I hate to say this - but downtown Clayton, MO is actually functional.

Since I'm now a PhD student in the Department of Political Science at Washington University, I have occasion to head to Clayton more often than in my past lives.

I just hop on the Wash U Shuttle to the "West Campus" (better known as the old Clayton Famous-Barr store) on Forsyth. At the West Campus one will find the West Campus Library and Archives, which house a plethora of obscure publications, for me the most significant being dissertations of WU Phd graduates.

Then I can walk from the West Campus complex a few blocks west to the core of Clayton, around the County Government Center.

Just today, I walked to the US Post Office on Maryland, then a block down to the Mid-County Branch of St. Louis County Library, then another block to the First Bank on Meramec.

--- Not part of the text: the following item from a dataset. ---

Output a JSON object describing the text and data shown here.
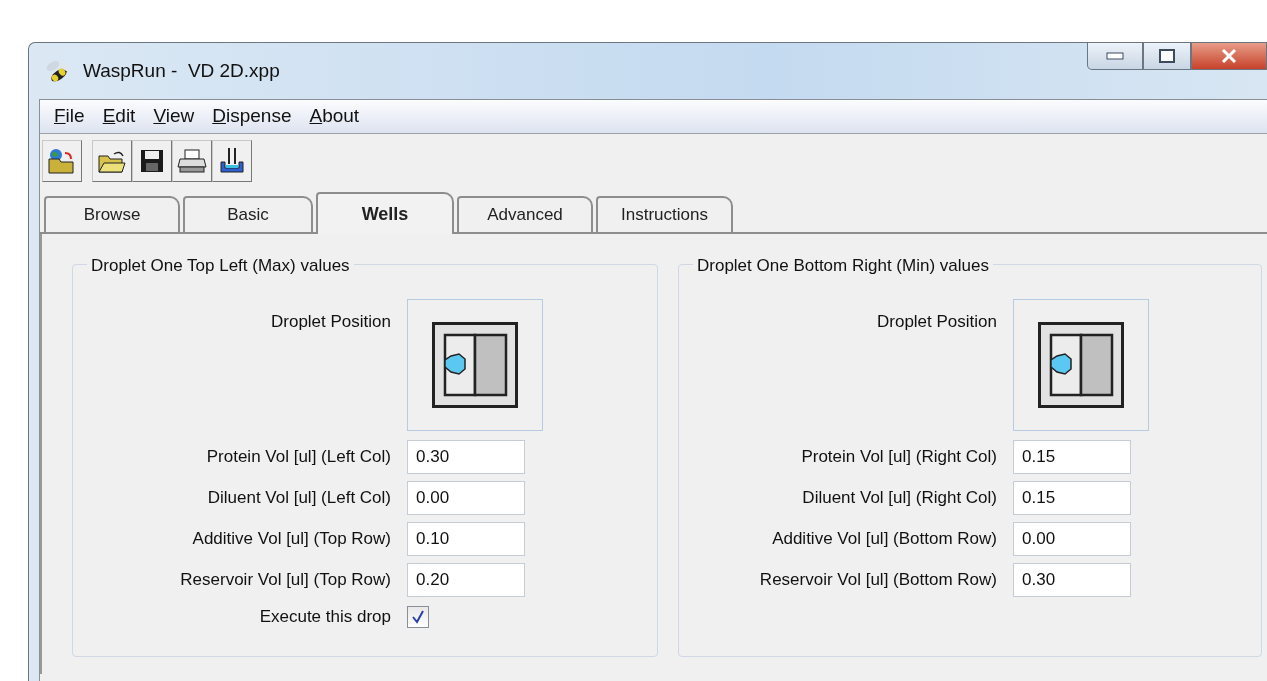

Sure, there are districts in St. Louis City where a similar pattern - library, post office, bank within three blocks - exists. South Grand is one example, although there the bank is Commerce, which is not a favorite.

Anyway, Clayton is still somewhat walkable, although with so many SUVs scurrying across the landscape, one must be observant. While I was at the post office, two SUVs nearly backed into each other while leaving spaces on the parking lot.

But perhaps this points out that maybe the inner-ring suburbs aren't all that different from the City in the design of their commercial districts. Clayton, University City, Maplewood, even to some extent Richmond Heights near Big Bend and Clayton Rd., have pedestrian-scale business districts. Areas like Lemay, Wellston, Pine Lawn, and Jennings used to have such districts, but they have been eviscerated by years of neglect and demolition. Ferguson and Florissant both have old town districts of some interest. And of course there's Kirkwood, and Webster Groves with three shopping strips (Old Webster, Old Orchard, and the smaller Webster Crossing district on Big Bend between Elm and Gore).

In any event, this is just to say that many of the issues that concern urban business districts also concern some suburbs. And that some suburbs can be convenient for pedestrians.